这还没到中午,大街小巷就有不少店在卖烧烤,只有东北做得到。
杨松早就习惯了。
在东北,早上吃烧烤,中午吃烧烤,晚上接着吃烧烤,多正常。
卖水果的街上会卖烧烤,面馆也会卖烧烤,任何一家饭店不是自己卖烧烤,就是邻居店在卖烧烤。
除了烧烤,还是烧烤。
在东北,吃烧烤是一件很随意的事。
无论是戴着金链子开着豪车的大老板,还是打工人,大家都可以在一家烧烤摊上干一杯。
“大兄弟,大妹子!这家菜不错,咱们干一个!”
能喝!能吃!
杨松每每出门,都少不了来点烧烤,哪怕他觉得自己已经吃饱了,还是会忍不住想吃。
东北就是这么一个烧烤氛围的城市。
好吃的城市。
除了个别混账东西,整个东北都洋溢着一种欢快的氛围。
干饭人,吃得香喝得美,没空心情不好,更没空给别人找不痛快。
杨松被高贵同学抓着跑,在各个楼栋间穿梭,跟转迷宫似的。
“小子,我很怀疑你要拐卖我!”
不能小看孩子。
很多年前,就有某知名大学生被十几岁的少女拐卖。
他杨松,知名厨师,大好青年,被三年级小学生拐卖也不奇怪。
顶多就是更丢人。
“叔叔,你能不满嘴跑火车?”高贵很不屑:“成年人都像你这么无聊?”
杨松还没来得及为成年人说句话。
“瞬间不想长大。”高贵又念叨:“成年人太可悲了,我有时候会觉得小孩子慢慢长大,是不是一种退化的过程。”
杨松:‘你这想法很清奇独到。’
“叔叔你果然不如我!”
一个脑瓜崩赏在了高贵乌黑茂密的脑袋上。
“老实点,不然成年人不管你了!”
“叔叔你跑快点,不然要等好久才能到我们。”
又催。
杨松终于体会到了食客百米冲刺的速度冲向百凤阁的感觉。
“果然这个世界上为食客身体考虑的不止我一家店,真是知己!”
这想法是百凤阁的食客们不知情。
“刚开始跑,我这996的身体是真的吃不消。”
“每天在椅子上待超过九个小时,坐着累站着也累,只有躺着,可怜我才二十八岁。”
“说老实话,没到百凤阁吃饭前,我某信运动步数每天不足三百步,现在八千都是小意思。”

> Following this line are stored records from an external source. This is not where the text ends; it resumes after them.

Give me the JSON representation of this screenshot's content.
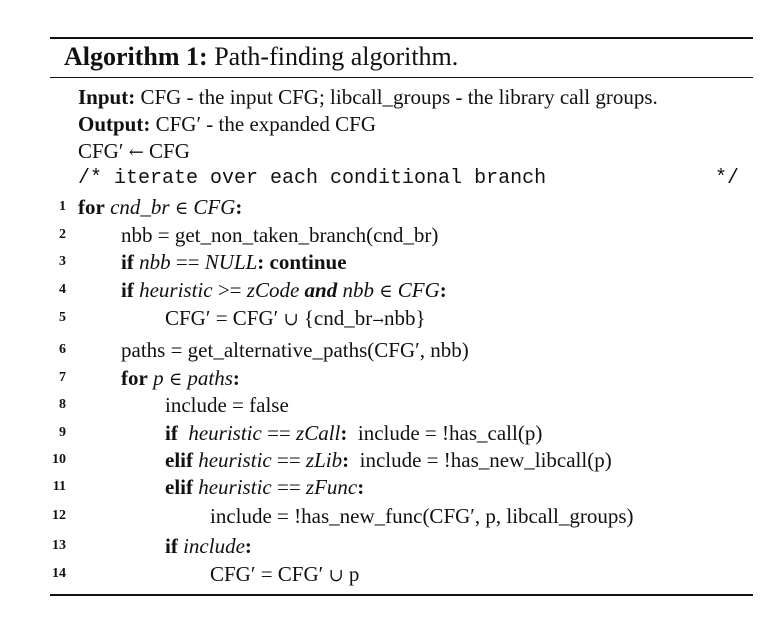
{
  "algorithm": {
    "label": "Algorithm 1:",
    "title": "Path-finding algorithm."
  },
  "header": {
    "input_label": "Input:",
    "input_text": "CFG - the input CFG; libcall_groups - the library call groups.",
    "output_label": "Output:",
    "output_text": "CFG′ - the expanded CFG",
    "init_lhs": "CFG′",
    "init_arrow": "←",
    "init_rhs": "CFG",
    "comment_text": "/* iterate over each conditional branch",
    "comment_end": "*/"
  },
  "lines": {
    "l1": {
      "num": "1",
      "kw": "for",
      "a": "cnd_br",
      "op": "∈",
      "b": "CFG",
      "colon": ":"
    },
    "l2": {
      "num": "2",
      "text": "nbb = get_non_taken_branch(cnd_br)"
    },
    "l3": {
      "num": "3",
      "kw": "if",
      "cond": "nbb",
      "eq": " == ",
      "val": "NULL",
      "colon": ":",
      "kw2": "continue"
    },
    "l4": {
      "num": "4",
      "kw": "if",
      "a": "heuristic",
      "op": " >= ",
      "b": "zCode",
      "and": "and",
      "c": "nbb",
      "in": "∈",
      "d": "CFG",
      "colon": ":"
    },
    "l5": {
      "num": "5",
      "text1": "CFG′ = CFG′ ",
      "cup": "∪",
      "text2": " {cnd_br",
      "arrow": "→",
      "text3": "nbb}"
    },
    "l6": {
      "num": "6",
      "text": "paths = get_alternative_paths(CFG′, nbb)"
    },
    "l7": {
      "num": "7",
      "kw": "for",
      "a": "p",
      "op": "∈",
      "b": "paths",
      "colon": ":"
    },
    "l8": {
      "num": "8",
      "text": "include = false"
    },
    "l9": {
      "num": "9",
      "kw": "if",
      "a": "heuristic",
      "eq": " == ",
      "b": "zCall",
      "colon": ":",
      "text": "include = !has_call(p)"
    },
    "l10": {
      "num": "10",
      "kw": "elif",
      "a": "heuristic",
      "eq": " == ",
      "b": "zLib",
      "colon": ":",
      "text": "include = !has_new_libcall(p)"
    },
    "l11": {
      "num": "11",
      "kw": "elif",
      "a": "heuristic",
      "eq": " == ",
      "b": "zFunc",
      "colon": ":"
    },
    "l12": {
      "num": "12",
      "text": "include = !has_new_func(CFG′, p, libcall_groups)"
    },
    "l13": {
      "num": "13",
      "kw": "if",
      "a": "include",
      "colon": ":"
    },
    "l14": {
      "num": "14",
      "text1": "CFG′ = CFG′ ",
      "cup": "∪",
      "text2": " p"
    }
  }
}
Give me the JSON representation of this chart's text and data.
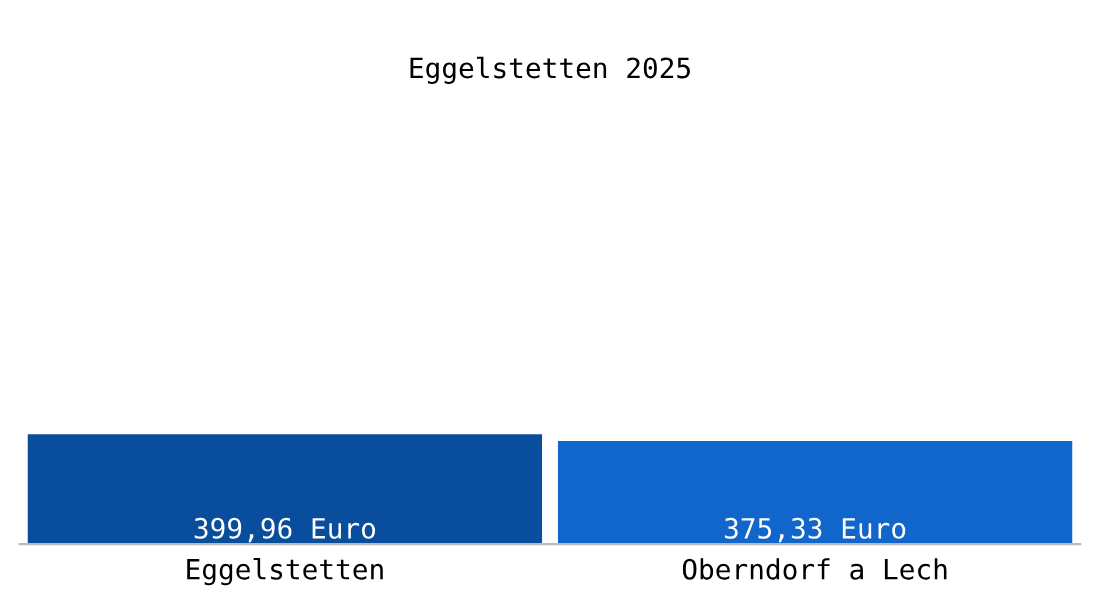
{
  "chart_data": {
    "type": "bar",
    "title": "Eggelstetten 2025",
    "categories": [
      "Eggelstetten",
      "Oberndorf a Lech"
    ],
    "values": [
      399.96,
      375.33
    ],
    "colors": [
      "#084e9c",
      "#1166cc"
    ],
    "value_labels": [
      "399,96 Euro",
      "375,33 Euro"
    ],
    "grid": false,
    "legend": false
  }
}
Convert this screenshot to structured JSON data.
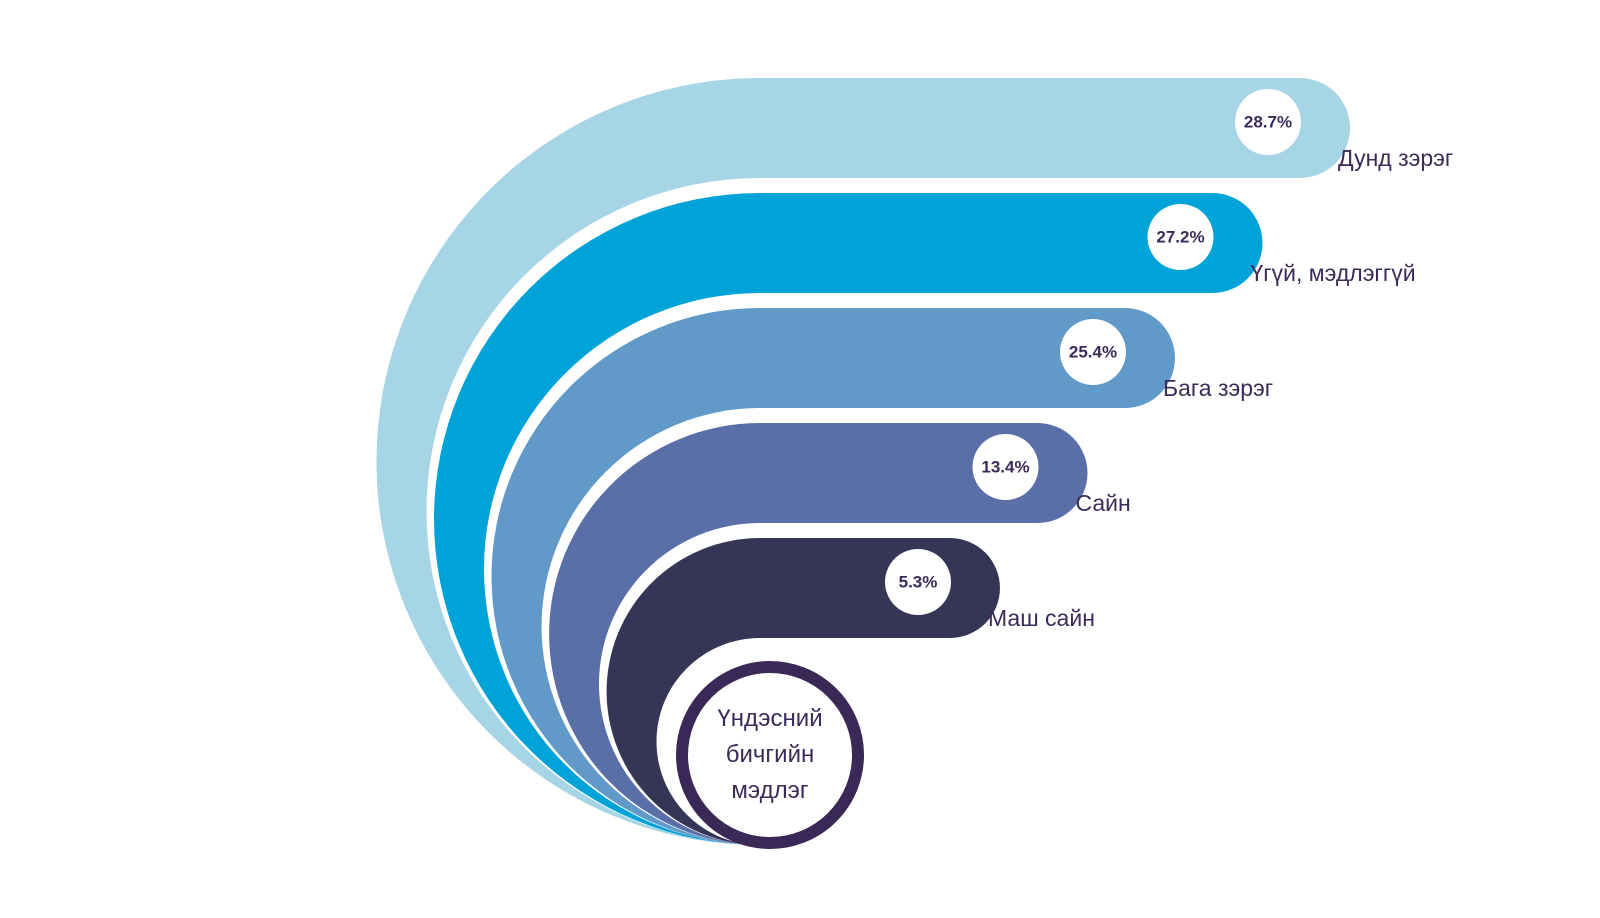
{
  "chart_data": {
    "type": "radial-bar",
    "title": "Үндэсний бичгийн мэдлэг",
    "categories": [
      "Дунд зэрэг",
      "Үгүй, мэдлэггүй",
      "Бага зэрэг",
      "Сайн",
      "Маш сайн"
    ],
    "values": [
      28.7,
      27.2,
      25.4,
      13.4,
      5.3
    ],
    "value_labels": [
      "28.7%",
      "27.2%",
      "25.4%",
      "13.4%",
      "5.3%"
    ],
    "colors": [
      "#a6d5e6",
      "#00a3d8",
      "#6199c8",
      "#5a6ea8",
      "#353556"
    ]
  }
}
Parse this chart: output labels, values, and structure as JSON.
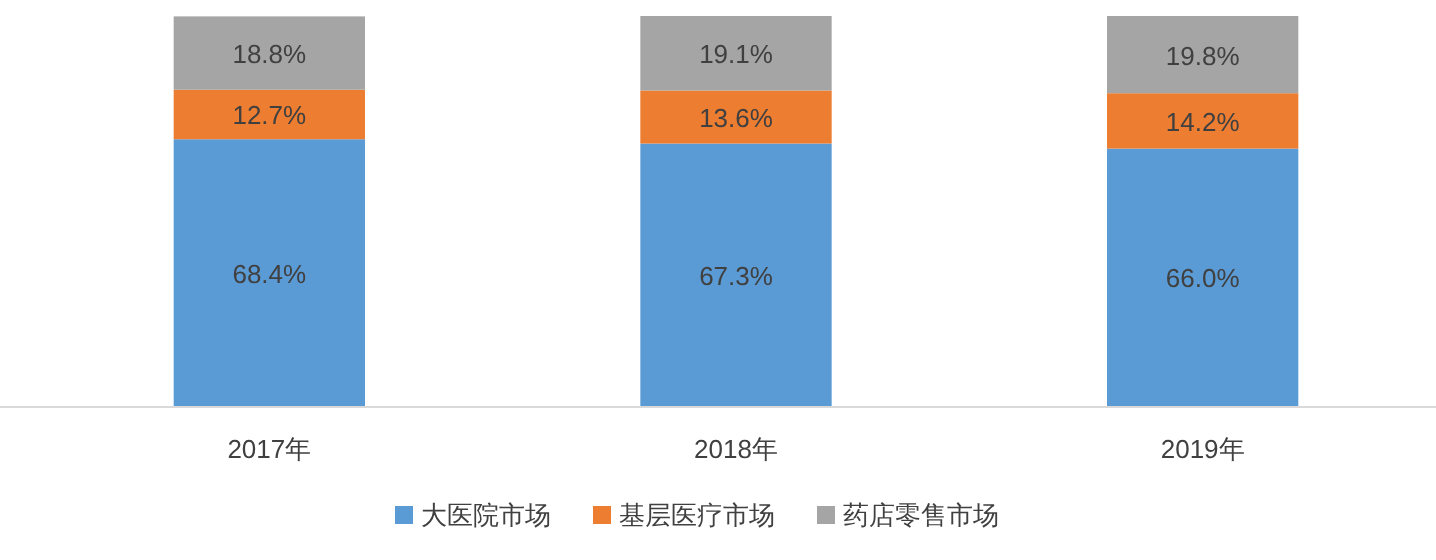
{
  "chart_data": {
    "type": "bar",
    "stacked": true,
    "categories": [
      "2017年",
      "2018年",
      "2019年"
    ],
    "series": [
      {
        "name": "大医院市场",
        "color": "#5b9bd5",
        "values": [
          68.4,
          67.3,
          66.0
        ],
        "value_labels": [
          "68.4%",
          "67.3%",
          "66.0%"
        ]
      },
      {
        "name": "基层医疗市场",
        "color": "#ed7d31",
        "values": [
          12.7,
          13.6,
          14.2
        ],
        "value_labels": [
          "12.7%",
          "13.6%",
          "14.2%"
        ]
      },
      {
        "name": "药店零售市场",
        "color": "#a5a5a5",
        "values": [
          18.8,
          19.1,
          19.8
        ],
        "value_labels": [
          "18.8%",
          "19.1%",
          "19.8%"
        ]
      }
    ],
    "legend": "bottom"
  }
}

“平时还好,松哥只要出了新菜,我能从二十八楼跑下来,等电梯太恐怖了。”
“兄弟你是没跟着松哥的小吃车跑过,当初松哥也不知道从哪里得来的灵感,推着小吃车乱跑,我们这群食客都能化身警察,每天都想尽办法逮松哥。”
“这事我也知道,当初的松哥总有各种各样的理由不出摊,或者晚出摊,夜晚的星星黄昏的风都是他不出门的理由。”
“每天跑步太累了,关键是我还跑不赢。”
……
高贵带着杨松足足跑了十五分钟,终于找到了藏在旮旯里角的花花烧烤。
招牌相当朴素,居然就是一面掉色的旗帜。
老板姓花,老板娘也姓花,结婚四十三年,开店四十三年。
店里负责送菜的是自家子侄,很典型的家族企业。
露天摆放着十二张桌子。
杨松和高贵抢到的是八号桌。
他们刚坐下,剩下的四张桌子也坐满了。
再来人,就只能自己搬小板凳小桌子。
“花奶奶,我们要六串羊肉串,六串牛肉串,再来四串新鲜牛肉串,四串板筋,两串筋皮儿两串脆骨两串鸡皮两串鸡胗两串鸡心两串辣排骨两串鱼干片两串五花两串烤肠两串鸡架两串猪皮两串茄子两串青椒两串土豆两串馒头片,再来一瓶大白梨,叔叔你喝什么?”
“八二年的可乐。”
这一连串点的,杨松目瞪口呆:“你小子挺能吃啊。”
“叔叔你说什么?我这不是为了你?你说要多尝尝我们东北的美食?不然我不会点这么多。”
杨松:“我没听到你点的都是双份?”
“叔叔,我陪着你吃,不然你一个人吃多没意思。”
“现在的小孩子都这么擅长睁眼说瞎话?”
“我不小心闭眼了。”
杨松开始大量这家小店。
厨房很大,两个烧烤架,一荤一素,荤的有两米长,素的也有两米长。
花花家老两口根本不能用老来形容,他们精神矍铄,分明很年轻,像山间的青松,风雨不动。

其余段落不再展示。